Alfathi
- Owner: Nortura
- Country: Norway
- Related brands: Gilde
- Markets: Norway
- Previous owners: 2001 - Gilde Norsk Kjøtt 2006 - Nortura
- Website: http://www.alfathi.no/

= Alfathi =

Brand name used on halal meat

Alfathi (lit. New Possibilities) is a brand name used by Nortura on its halal meat distributed in Norway. The meat is approved by the Islamic Council Norway. There has traditionally been a disharmony between the Norwegian food traditions and availability of halal meat, the latter often only being provided for Middle Eastern cuisine. Alfathi was created by Gilde Norsk Kjøtt in 2001 to produce typical Norwegian foods which could meet the strict slaughter restrictions within Islam. Among the products available are pizza, hamburger, meat slices and wieners. Products are of course not made from prohibited species, such as pigs and carnivores.

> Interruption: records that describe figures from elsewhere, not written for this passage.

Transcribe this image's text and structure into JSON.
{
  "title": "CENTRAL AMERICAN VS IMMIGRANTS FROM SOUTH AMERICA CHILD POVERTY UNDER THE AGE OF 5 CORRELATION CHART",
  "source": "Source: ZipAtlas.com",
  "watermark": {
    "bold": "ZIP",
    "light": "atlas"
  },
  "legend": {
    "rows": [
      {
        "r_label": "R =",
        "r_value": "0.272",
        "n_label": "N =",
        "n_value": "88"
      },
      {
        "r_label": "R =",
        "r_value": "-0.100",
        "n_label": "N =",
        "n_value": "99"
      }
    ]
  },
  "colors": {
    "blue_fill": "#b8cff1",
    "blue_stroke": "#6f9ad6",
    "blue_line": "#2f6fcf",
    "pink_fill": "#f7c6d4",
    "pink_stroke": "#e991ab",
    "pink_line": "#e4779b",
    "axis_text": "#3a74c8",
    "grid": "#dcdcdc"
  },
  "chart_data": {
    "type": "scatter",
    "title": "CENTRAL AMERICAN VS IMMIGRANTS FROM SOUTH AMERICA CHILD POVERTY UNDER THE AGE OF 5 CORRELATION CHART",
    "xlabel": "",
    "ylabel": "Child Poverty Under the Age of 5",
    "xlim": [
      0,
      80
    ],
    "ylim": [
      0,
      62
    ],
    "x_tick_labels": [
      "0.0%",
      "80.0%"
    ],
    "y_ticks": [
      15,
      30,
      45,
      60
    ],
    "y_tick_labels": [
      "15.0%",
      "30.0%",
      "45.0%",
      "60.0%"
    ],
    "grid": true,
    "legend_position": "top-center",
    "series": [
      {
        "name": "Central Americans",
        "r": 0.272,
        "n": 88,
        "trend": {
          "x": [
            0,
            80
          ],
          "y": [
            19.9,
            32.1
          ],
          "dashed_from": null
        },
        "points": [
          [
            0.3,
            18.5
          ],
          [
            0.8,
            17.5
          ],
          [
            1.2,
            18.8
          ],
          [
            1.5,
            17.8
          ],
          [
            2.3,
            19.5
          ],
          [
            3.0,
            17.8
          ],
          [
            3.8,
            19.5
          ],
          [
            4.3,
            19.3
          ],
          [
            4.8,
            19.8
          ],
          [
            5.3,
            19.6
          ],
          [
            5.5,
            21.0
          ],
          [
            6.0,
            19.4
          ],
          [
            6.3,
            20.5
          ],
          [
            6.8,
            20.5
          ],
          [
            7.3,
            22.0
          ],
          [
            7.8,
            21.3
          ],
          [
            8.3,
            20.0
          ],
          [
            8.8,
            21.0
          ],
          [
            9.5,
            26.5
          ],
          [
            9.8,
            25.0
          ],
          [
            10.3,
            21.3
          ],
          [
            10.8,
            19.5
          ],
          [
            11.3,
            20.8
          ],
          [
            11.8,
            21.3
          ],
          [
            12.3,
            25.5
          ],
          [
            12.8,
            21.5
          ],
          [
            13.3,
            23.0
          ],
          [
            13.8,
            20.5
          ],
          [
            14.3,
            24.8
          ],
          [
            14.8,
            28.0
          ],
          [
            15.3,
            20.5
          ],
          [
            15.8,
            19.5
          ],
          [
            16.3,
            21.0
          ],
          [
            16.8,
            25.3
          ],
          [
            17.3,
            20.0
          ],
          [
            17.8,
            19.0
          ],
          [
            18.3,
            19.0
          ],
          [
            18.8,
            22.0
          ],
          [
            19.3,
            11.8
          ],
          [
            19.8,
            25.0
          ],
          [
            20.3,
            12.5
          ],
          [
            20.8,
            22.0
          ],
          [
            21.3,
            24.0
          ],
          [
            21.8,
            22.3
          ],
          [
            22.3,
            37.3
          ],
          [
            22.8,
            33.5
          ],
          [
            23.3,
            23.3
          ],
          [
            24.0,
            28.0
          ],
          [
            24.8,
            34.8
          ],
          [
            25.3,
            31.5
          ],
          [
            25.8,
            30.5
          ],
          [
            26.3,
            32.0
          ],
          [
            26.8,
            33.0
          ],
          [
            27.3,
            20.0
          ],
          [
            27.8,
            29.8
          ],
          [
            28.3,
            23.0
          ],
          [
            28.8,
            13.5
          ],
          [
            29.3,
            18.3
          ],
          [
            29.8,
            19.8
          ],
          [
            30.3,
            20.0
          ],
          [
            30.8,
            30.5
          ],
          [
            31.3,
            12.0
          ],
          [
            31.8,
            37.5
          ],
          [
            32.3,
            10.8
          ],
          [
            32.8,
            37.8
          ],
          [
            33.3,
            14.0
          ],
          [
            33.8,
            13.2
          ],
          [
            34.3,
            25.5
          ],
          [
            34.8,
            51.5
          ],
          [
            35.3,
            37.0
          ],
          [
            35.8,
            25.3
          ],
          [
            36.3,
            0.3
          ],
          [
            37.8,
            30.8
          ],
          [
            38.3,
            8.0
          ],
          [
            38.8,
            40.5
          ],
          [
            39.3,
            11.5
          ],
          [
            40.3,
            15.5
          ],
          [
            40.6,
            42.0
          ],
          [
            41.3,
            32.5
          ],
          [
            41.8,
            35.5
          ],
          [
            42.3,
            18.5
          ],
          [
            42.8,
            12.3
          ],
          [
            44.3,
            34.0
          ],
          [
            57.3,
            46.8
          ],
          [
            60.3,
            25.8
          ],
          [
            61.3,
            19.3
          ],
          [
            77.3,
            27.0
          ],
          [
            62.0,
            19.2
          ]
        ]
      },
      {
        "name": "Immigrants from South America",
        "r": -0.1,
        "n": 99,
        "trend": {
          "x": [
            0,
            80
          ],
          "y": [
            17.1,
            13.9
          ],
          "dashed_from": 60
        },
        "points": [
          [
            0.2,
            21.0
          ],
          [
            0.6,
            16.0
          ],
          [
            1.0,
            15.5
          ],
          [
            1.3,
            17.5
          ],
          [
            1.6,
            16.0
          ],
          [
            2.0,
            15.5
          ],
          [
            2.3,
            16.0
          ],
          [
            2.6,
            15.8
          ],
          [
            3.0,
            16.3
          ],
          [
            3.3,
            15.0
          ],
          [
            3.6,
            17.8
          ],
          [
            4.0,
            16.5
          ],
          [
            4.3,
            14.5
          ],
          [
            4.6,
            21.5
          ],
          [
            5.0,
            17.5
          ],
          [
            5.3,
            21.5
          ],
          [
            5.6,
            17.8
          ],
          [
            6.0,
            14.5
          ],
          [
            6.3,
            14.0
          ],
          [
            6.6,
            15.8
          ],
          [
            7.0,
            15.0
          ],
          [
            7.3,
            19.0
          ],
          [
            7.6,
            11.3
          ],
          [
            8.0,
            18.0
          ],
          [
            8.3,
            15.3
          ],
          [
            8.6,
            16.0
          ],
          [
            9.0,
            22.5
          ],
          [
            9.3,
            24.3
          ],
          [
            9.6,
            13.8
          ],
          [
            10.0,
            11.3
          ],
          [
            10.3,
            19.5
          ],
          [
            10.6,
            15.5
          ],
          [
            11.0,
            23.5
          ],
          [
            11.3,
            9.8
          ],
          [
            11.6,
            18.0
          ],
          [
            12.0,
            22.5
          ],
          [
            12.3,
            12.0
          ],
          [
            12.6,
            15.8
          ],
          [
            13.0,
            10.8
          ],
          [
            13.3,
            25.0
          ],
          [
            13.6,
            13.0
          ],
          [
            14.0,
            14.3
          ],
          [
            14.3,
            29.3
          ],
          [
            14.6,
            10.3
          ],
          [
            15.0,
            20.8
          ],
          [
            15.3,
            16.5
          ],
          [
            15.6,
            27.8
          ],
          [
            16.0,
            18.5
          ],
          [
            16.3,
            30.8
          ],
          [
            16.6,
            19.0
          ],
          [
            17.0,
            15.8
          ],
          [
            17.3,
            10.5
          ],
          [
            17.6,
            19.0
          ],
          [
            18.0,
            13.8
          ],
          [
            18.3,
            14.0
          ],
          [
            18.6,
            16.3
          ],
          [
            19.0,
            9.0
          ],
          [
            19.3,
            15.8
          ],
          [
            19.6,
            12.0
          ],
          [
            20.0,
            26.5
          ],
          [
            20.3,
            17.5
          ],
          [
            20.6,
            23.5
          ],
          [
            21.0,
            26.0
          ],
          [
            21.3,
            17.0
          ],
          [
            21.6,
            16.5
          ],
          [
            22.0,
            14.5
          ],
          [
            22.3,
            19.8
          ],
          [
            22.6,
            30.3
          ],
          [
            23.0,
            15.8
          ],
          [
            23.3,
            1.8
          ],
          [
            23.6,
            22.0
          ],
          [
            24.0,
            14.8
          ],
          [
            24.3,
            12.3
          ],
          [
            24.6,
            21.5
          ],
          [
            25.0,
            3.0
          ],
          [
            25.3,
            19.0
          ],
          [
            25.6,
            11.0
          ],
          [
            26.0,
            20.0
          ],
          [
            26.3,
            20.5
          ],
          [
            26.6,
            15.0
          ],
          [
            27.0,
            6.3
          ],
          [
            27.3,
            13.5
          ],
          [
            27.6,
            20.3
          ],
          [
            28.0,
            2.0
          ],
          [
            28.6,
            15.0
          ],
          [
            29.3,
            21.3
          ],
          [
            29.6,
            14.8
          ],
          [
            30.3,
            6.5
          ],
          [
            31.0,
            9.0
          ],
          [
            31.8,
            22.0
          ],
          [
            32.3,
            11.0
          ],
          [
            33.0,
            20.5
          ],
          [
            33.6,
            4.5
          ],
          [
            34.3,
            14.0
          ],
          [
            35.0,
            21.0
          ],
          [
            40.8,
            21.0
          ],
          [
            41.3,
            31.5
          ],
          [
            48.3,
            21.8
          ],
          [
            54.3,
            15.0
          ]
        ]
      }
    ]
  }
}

The halal slaughter procedure used by Nortura meets all requirements both set by the Qur'an and the Norwegian Food Safety Authority. This includes such requirements as that the slaughterer must be a Muslim, that the animal's head must face the Qibla, and the animal is blessed at the time of slaughter. Norwegian law requires that the animal is stunned before slaughter. This does not break halal rules, but is not the traditional method used by Muslims. The time between the stunning of the animal and the slaughter is about 20 seconds. The killing of the animal is done by cutting the two main arteries in the neck and immediately draining the animal of blood. After slaughter, the halal meat has a separate value chain until distribution.

==Controversy==
In July 2007 a number of Islamic groups encouraged a boycott of the chicken halal brands in Norway, since about 10% of chickens died after stunning but without being bled. The halal rules state that the animal must be alive when its throat is cut to be slaughtered properly, so animals that died when stunned are not halal.